The development of self-powered aquatic robots by researchers at Binghamton University holds the potential to revolutionize the field of aquatic robotics. These robots have the ability to skim across water surfaces and provide valuable data without the need for human involvement. This innovation comes at a time when futurists predict a significant increase in autonomous nodes integrated into various human activities as part of the “internet of things” by 2035.
One of the critical challenges faced in the development of aquatic robots is the vast coverage of water on Earth’s surface, which amounts to 71%. This poses environmental and logistical issues that need to be addressed.
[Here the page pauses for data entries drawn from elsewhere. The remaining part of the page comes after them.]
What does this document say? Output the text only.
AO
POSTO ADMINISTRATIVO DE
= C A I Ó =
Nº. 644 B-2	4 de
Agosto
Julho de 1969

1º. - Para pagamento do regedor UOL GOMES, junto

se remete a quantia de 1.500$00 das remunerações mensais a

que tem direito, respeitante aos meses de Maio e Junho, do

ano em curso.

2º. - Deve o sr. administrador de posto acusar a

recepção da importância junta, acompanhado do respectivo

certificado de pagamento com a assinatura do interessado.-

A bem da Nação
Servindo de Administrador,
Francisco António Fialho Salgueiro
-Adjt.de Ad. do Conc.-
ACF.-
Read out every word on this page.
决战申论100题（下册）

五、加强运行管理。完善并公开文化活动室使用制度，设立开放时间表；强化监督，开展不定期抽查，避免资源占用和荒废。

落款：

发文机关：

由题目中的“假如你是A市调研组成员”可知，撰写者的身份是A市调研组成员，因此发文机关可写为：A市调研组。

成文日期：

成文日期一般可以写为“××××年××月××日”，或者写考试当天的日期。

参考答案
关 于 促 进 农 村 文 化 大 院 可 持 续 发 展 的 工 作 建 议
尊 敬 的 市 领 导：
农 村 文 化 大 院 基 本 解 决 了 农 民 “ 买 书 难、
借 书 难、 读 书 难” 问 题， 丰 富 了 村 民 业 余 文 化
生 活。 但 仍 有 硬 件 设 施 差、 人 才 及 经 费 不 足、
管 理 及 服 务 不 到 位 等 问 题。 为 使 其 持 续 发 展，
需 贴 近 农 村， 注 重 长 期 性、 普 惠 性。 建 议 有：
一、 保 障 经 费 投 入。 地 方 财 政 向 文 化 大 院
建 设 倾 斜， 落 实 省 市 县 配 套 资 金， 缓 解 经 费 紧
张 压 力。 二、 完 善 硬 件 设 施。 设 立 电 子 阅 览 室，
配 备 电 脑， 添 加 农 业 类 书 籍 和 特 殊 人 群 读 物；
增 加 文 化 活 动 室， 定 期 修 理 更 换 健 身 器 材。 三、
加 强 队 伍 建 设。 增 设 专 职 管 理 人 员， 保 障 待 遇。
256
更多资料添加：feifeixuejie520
To tackle these challenges, the U.S. Defense Advanced Research Projects Agency (DARPA) initiated the Ocean of Things program. This program aims to explore innovative solutions for collecting data from aquatic environments.
Bacteria-Powered Biobatteries
Professor Seokheun “Sean” Choi, along with his team at Binghamton University, has been working on developing bacteria-powered biobatteries with a potential 100-year shelf life. These biobatteries serve as the power source for the self-powered aquatic robots. The use of bacteria-powered technology is more reliable under adverse conditions compared to other energy systems such as solar, kinetic, or thermal.
Self-Powered Bug Technology
The newly developed aquatic robots utilize a Janus interface that allows them to intake nutrients from the water while retaining them inside the device to fuel bacterial spore production. This unique technology enables the robots to generate power when bacteria are in favorable conditions and revert to spores when conditions are not conducive. The research conducted by the Binghamton team demonstrated power generation close to 1 milliwatt, sufficient to operate the robot’s mechanical movement and sensors for gathering environmental data.
The ability of these self-powered aquatic robots to navigate and collect data in different locations marks a significant advancement over stationary sensors. These robots can track various environmental parameters such as water temperature, pollution levels, movements of commercial vessels and aircraft, and aquatic animal behaviors. Their mobility and data collection capabilities make them valuable assets for research and monitoring aquatic environments.
As the next step in refining these aquatic robots, researchers aim to identify the most suitable bacteria for energy production under challenging ocean conditions. While the current study utilized common bacterial cells, further research is essential to understand the diversity of bacteria in different ocean regions. Investigating the combination of multiple bacterial cells to enhance sustainability and power generation is another avenue for future exploration.
The development of self-powered aquatic robots represents a significant leap in the field of aquatic robotics. These innovative robots have the potential to transform data collection and monitoring in aquatic environments, offering a more efficient and sustainable approach. With ongoing research and advancements in bacteria-powered technology, the future looks promising for the integration of autonomous aquatic robots into various applications.